Par Simon Jessop et Pesha Magid
RIYAD (Reuters) – La restauration des terres dégradées de la planète et la préservation des déserts nécessiteront au moins 2 600 milliards de dollars d’investissements d’ici la fin de la décennie, a déclaré à Reuters le responsable de l’ONU qui supervise les négociations mondiales sur cette question, quantifiant pour la première fois le coût.
Des sécheresses plus fréquentes et plus graves dues au changement climatique, combinées aux besoins alimentaires d’une population croissante, signifient que les sociétés courent un plus grand risque de bouleversements si des mesures ne sont pas prises, a déclaré Ibrahim Thiaw avant les pourparlers à Riyad cette semaine.
La réunion de deux semaines vise à renforcer la résilience mondiale à la sécheresse, notamment en renforçant les obligations juridiques des États, en définissant les prochaines étapes stratégiques et en garantissant le financement.
Une grande partie du milliard de dollars par jour nécessaire devra provenir du secteur privé, a déclaré Thiaw, secrétaire exécutif de la Convention des Nations Unies sur la lutte contre la désertification (UNCCD).
“La majeure partie des investissements dans la restauration des terres dans le monde provient de l’argent public. Et ce n’est pas vrai. Parce que le principal moteur de la dégradation des terres dans le monde est la production alimentaire… qui est entre les mains du secteur privé. “, a déclaré Thiaw, ajoutant qu’à l’heure actuelle, il ne fournit que 6% de l’argent nécessaire à la réhabilitation des terres endommagées.

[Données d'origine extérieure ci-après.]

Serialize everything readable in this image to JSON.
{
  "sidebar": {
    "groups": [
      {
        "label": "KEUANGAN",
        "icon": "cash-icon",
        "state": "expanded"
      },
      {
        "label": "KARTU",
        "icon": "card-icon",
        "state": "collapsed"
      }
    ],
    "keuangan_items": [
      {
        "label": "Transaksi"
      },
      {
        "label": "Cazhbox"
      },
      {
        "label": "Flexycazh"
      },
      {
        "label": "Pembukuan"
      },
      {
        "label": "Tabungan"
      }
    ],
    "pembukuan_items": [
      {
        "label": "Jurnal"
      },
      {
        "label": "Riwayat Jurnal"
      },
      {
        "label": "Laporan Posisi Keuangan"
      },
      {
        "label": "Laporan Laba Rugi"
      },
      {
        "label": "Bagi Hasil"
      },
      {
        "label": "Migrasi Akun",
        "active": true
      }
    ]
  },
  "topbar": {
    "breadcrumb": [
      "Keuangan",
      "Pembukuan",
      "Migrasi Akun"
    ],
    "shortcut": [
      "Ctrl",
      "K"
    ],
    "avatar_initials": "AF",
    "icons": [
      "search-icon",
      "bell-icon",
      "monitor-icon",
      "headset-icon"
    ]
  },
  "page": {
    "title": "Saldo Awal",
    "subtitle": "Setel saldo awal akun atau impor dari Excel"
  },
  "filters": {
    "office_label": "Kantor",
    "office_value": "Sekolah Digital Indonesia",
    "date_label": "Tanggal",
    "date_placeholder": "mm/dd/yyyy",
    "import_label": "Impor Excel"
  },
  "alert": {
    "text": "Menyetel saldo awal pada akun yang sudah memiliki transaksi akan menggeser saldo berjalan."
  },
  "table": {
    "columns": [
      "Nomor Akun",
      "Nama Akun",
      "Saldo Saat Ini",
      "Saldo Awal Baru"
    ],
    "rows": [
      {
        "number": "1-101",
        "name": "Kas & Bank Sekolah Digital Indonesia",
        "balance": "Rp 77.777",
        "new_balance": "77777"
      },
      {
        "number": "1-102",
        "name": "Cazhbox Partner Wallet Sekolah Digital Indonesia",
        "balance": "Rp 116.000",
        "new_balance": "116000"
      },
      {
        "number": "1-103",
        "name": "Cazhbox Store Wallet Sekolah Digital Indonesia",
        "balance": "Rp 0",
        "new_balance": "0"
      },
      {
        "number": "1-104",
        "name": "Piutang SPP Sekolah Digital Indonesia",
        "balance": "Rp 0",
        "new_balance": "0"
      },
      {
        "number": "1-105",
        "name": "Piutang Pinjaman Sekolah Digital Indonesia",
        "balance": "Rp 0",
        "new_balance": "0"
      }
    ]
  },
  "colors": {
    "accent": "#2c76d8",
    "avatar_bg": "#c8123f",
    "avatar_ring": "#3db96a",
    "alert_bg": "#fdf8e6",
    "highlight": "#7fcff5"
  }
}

“Comment se fait-il qu’une main dégrade la terre et que l’autre soit chargée de la restaurer et de la réparer ?”, a déclaré Thiaw, tout en reconnaissant la responsabilité des gouvernements d’établir et d’appliquer de bonnes politiques et réglementations en matière d’utilisation des terres.
Avec une population croissante qui signifie que le monde doit produire deux fois plus de nourriture sur la même superficie de terre, les investissements du secteur privé seraient essentiels, a-t-il déclaré.
Les négociations en Arabie Saoudite font suite à des événements similaires de l’ONU en octobre sur la biodiversité et en novembre sur le changement climatique et les plastiques, où la finance – ou son absence – a joué un rôle central.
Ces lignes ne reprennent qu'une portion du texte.